Na penumbra deste piso abeiro-me das salas do roubo de vozes. Aqui se distorce o encanto do olhar e se esfaqueia a ligação aos sons do mundo. Nada de novo. Tudo dentro da norma. Graças aos meninos de leis. E às atrocidades de tais luminárias. Antes a arte do desvario e a sinfonia inquieta dos fios nevrálgicos. Ser estrangeiro nesta podridão e tourear os cabotinos é um ofício de alfaiataria. O desprezo um vício a requintar.

Na sala principal a maior parte dos falantes revela uma inominável acefalia.

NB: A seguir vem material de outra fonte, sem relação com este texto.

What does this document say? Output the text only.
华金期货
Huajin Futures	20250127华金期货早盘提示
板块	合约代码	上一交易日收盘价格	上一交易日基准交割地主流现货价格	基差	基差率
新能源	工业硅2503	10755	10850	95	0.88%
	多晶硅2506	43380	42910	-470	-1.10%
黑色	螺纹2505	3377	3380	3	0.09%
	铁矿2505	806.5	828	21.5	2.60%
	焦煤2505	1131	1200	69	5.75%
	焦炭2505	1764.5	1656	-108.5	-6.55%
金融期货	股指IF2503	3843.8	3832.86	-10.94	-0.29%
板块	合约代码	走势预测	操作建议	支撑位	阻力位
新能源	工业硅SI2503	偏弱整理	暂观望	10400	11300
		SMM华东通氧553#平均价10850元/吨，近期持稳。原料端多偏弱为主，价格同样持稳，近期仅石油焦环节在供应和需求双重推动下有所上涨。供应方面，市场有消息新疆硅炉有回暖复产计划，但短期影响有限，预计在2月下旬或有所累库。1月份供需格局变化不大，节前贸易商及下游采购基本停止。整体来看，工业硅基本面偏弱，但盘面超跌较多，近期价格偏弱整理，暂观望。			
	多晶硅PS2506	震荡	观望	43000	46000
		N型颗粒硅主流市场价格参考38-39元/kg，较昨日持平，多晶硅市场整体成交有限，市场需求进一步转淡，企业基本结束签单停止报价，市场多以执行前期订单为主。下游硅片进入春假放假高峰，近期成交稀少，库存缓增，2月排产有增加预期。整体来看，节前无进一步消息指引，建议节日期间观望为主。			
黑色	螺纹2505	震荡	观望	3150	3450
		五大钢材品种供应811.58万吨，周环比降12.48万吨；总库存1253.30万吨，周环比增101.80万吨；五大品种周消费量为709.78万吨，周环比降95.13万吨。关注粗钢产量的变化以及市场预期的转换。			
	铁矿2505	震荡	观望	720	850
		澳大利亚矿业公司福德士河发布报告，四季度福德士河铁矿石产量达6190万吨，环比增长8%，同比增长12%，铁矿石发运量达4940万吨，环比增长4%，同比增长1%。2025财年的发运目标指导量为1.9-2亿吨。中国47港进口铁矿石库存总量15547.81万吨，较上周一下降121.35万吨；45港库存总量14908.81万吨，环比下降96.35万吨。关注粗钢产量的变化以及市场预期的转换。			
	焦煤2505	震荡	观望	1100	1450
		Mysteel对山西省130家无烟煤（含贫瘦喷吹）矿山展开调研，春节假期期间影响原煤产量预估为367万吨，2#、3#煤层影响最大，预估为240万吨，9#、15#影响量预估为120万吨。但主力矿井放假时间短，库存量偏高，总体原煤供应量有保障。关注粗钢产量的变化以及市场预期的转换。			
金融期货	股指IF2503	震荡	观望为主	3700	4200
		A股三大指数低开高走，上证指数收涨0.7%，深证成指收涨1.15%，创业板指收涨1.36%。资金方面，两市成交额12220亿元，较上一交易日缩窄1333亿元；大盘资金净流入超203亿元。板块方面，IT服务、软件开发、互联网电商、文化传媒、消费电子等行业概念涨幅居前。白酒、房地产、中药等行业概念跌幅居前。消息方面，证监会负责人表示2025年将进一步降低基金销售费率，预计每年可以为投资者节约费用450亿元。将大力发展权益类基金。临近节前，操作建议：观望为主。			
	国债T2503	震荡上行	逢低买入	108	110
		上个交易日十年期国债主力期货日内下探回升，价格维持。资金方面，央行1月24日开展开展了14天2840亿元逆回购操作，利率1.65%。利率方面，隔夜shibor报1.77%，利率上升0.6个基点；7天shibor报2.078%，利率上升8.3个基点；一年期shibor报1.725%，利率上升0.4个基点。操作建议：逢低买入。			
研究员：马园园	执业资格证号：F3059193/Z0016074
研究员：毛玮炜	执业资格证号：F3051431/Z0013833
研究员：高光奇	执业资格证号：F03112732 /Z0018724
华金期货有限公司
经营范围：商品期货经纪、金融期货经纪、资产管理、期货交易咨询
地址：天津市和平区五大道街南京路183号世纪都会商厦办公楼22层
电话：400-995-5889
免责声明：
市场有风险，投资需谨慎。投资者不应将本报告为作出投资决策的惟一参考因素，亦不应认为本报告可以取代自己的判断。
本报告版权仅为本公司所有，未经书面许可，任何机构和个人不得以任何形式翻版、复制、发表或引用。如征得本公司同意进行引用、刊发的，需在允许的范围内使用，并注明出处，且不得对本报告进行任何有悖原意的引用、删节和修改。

Servos consumistas com pretensões de autoridade. Pobres e emplumados mortais. O arquivário que carregam é pejado de títulos podres. Coisas como caroços de pus. Uma corja de pomposos a caminho dos tumores.

Esgueiro-me para instantes de vida. A escrita e tu fortalecem-me os músculos e dão-me vontade de galgar estas grades. Beberemos o nosso vinho. Beijarei os teus lábios de vinho. Olharei os teus olhos de vinho. No Outono meigo as minhas mãos nas linhas do teu corpo.

Por aqui ainda um capataz a menear-se junto a gráficos como se fossem troféus. Uma oratória ameaçadora e voz infectada. Este é dos que usa creolina para lavar os fantoches. Passo ao lado da sua sala com um andar pouco apresentável.

De olhar perdido beijo-te as coxas e atravesso o longo corredor.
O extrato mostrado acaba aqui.